Notification

×

Iklan

Iklan

Tag Terpopuler

Wujudkan Pembelajaran Berpihak Pada Murid, Laila Amna : Inilah Diseminasi Penerapan Budaya Positif di Sekolah

Rabu, 01 Februari 2023 | 19:35 WIB Last Updated 2023-02-01T12:48:32Z

Wujudkan Pembelajaran Berpihak Pada Murid, Laila Amna : Inilah Diseminasi Penerapan Budaya Positif di Sekolah
Foto Penulis : Laila Amna, S.Pd., Guru Penggerak SMA Negeri 3 Bireuen

Detikacehnews.id | Artikel - Ki Hadjar Dewantara yang dikenal sebagai Bapak Pendidikan Nasional membedakan kata pendidikan dan pengajaran dalam memahami arti dan tujuan pendidikan.


Menurut  Ki Hadjar Dewantara, pendidikan adalah memberi tuntunan terhadap segala kodrat yang dimiliki anak agar mampu mencapai keselamatan dan kebahagiaan yang setinggi-tingginya, baik sebagai manusia maupun sebagai anggota masyarakat. Sedangkan pengajaran adalah bagian dari pendidikan yang merupakan proses pendidikan dalam memberi ilmu atau berfaedah untuk kecakapan hidup anak secara lahir dan batin.


Dengan demikian pendidikan dan pengajaran merupakan usaha persiapan dan persediaan untuk segala kepentingan hidup manusia, baik dalam hidup bermasyarakat maupun hidup berbudaya dalam arti yang seluas-luasnya.


Pendidikan adalah tempat persemaian benih-benih kebudayaan dalam masyarakat. Ki Hadjar Dewantara memiliki keyakinan bahwa untuk menciptakan manusia Indonesia yang beradab maka pendidikan menjadi salah satu kunci utama untuk mencapainya. Pendidikan akan menjadi ruang berlatih dan bertumbuhnya nilai-nilai kemanusiaan yang dapat diteruskan atau diwariskan dan diterapkan dalam kehidupan.

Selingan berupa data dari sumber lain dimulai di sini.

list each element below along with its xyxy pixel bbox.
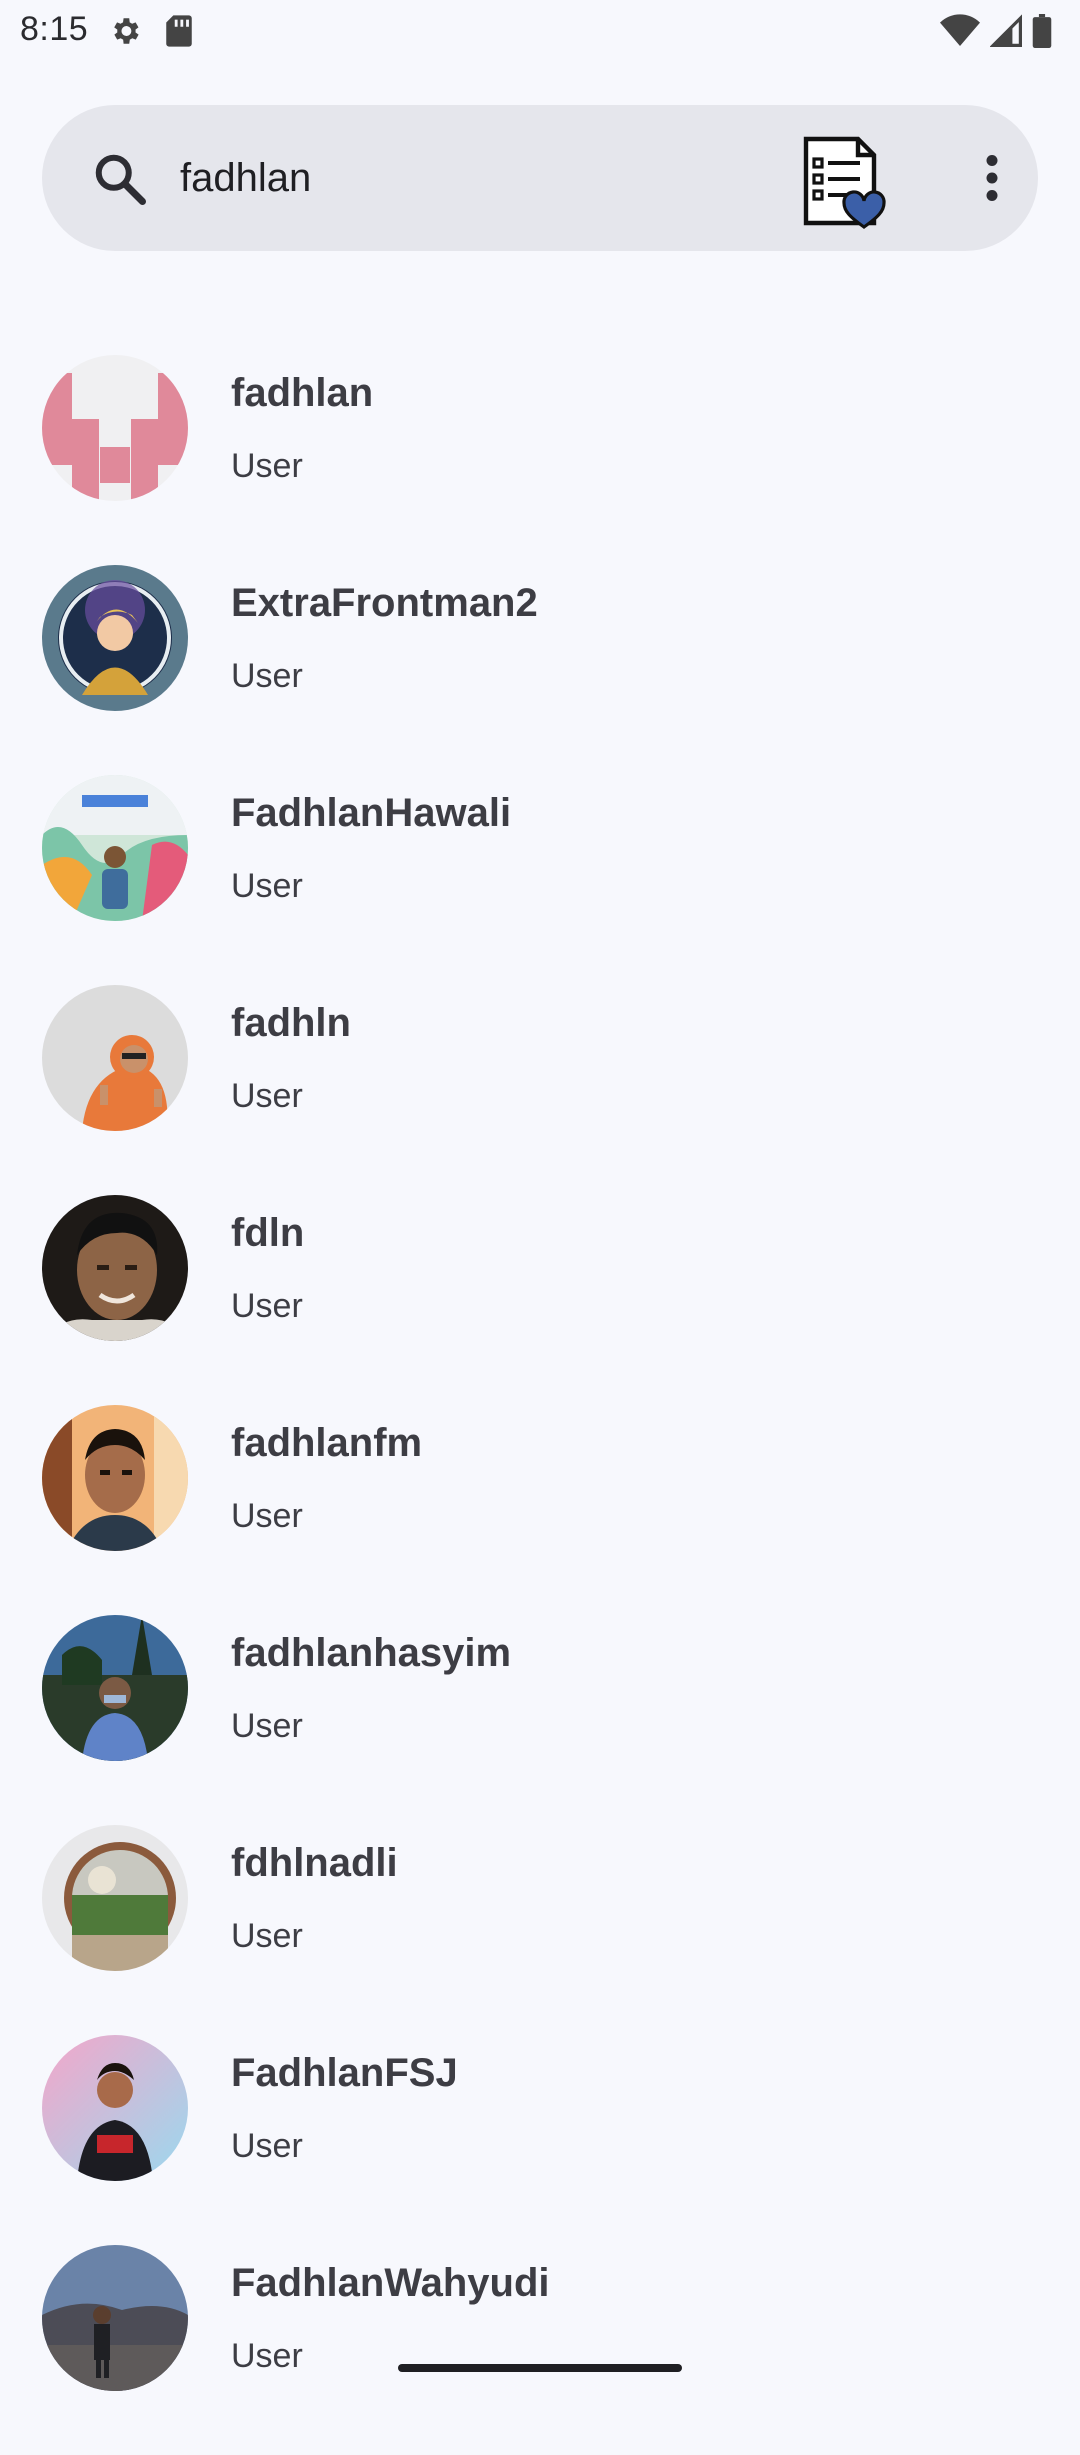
- user-role: User: [231, 2127, 303, 2165]
- list-item[interactable]: fadhlanfm User: [0, 1405, 1080, 1615]
- user-role: User: [231, 1707, 303, 1745]
- user-name: fdln: [231, 1211, 305, 1255]
- avatar: [42, 2245, 188, 2391]
- search-input[interactable]: [180, 148, 780, 208]
- avatar: [42, 985, 188, 1131]
- list-item[interactable]: FadhlanWahyudi User: [0, 2245, 1080, 2455]
- navigation-handle[interactable]: [398, 2364, 682, 2372]
- user-name: FadhlanFSJ: [231, 2051, 458, 2095]
- settings-icon: [114, 18, 139, 44]
- list-item[interactable]: fdhlnadli User: [0, 1825, 1080, 2035]
- avatar: [42, 1195, 188, 1341]
- user-name: fdhlnadli: [231, 1841, 398, 1885]
- user-name: fadhlanhasyim: [231, 1631, 512, 1675]
- user-role: User: [231, 1077, 303, 1115]
- status-time: 8:15: [20, 10, 89, 48]
- list-item[interactable]: ExtraFrontman2 User: [0, 565, 1080, 775]
- user-role: User: [231, 657, 303, 695]
- user-name: fadhlanfm: [231, 1421, 423, 1465]
- user-name: fadhln: [231, 1001, 351, 1045]
- user-results-list: fadhlan User ExtraFrontman2 User Fadhlan…: [0, 355, 1080, 2455]
- avatar: [42, 1615, 188, 1761]
- user-role: User: [231, 1917, 303, 1955]
- avatar: [42, 1825, 188, 1971]
- list-item[interactable]: fdln User: [0, 1195, 1080, 1405]
- user-role: User: [231, 2337, 303, 2375]
- cell-signal-icon: [990, 14, 1022, 47]
- avatar: [42, 775, 188, 921]
- user-role: User: [231, 1287, 303, 1325]
- user-name: fadhlan: [231, 371, 374, 415]
- list-item[interactable]: FadhlanFSJ User: [0, 2035, 1080, 2245]
- search-icon[interactable]: [90, 149, 150, 209]
- list-item[interactable]: FadhlanHawali User: [0, 775, 1080, 985]
- user-role: User: [231, 867, 303, 905]
- battery-icon: [1032, 14, 1052, 48]
- more-vert-icon[interactable]: [962, 148, 1022, 208]
- list-item[interactable]: fadhln User: [0, 985, 1080, 1195]
- status-bar: 8:15: [0, 0, 1080, 62]
- user-name: FadhlanHawali: [231, 791, 512, 835]
- user-name: FadhlanWahyudi: [231, 2261, 550, 2305]
- list-item[interactable]: fadhlan User: [0, 355, 1080, 565]
- wifi-icon: [940, 14, 980, 46]
- list-item[interactable]: fadhlanhasyim User: [0, 1615, 1080, 1825]
- avatar: [42, 2035, 188, 2181]
- search-bar: [42, 105, 1038, 251]
- user-role: User: [231, 447, 303, 485]
- user-name: ExtraFrontman2: [231, 581, 538, 625]
- avatar: [42, 355, 188, 501]
- avatar: [42, 1405, 188, 1551]
- user-role: User: [231, 1497, 303, 1535]
- avatar: [42, 565, 188, 711]
- sd-card-icon: [166, 15, 192, 47]
- favorite-list-icon[interactable]: [792, 133, 892, 233]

Budaya Positif menjadi sebuah bagian yang tidak dapat dipisahkan dari refleksi filosofi pendidikan Ki Hadjar Dewantara. Untuk mewujudkan budaya positif di lingkungan sekolah yang merupakan nilai-nilai dan kebiasaan kebiasaan  di sekolah yang berpihak pada murid agar mereka dapat berkembang menjadi pribadi  yang kritis, penuh hormat dan bertanggung jawab,  maka  nilai dan peran Guru Penggerak, serta Visi Guru Penggerak harus diterapkan.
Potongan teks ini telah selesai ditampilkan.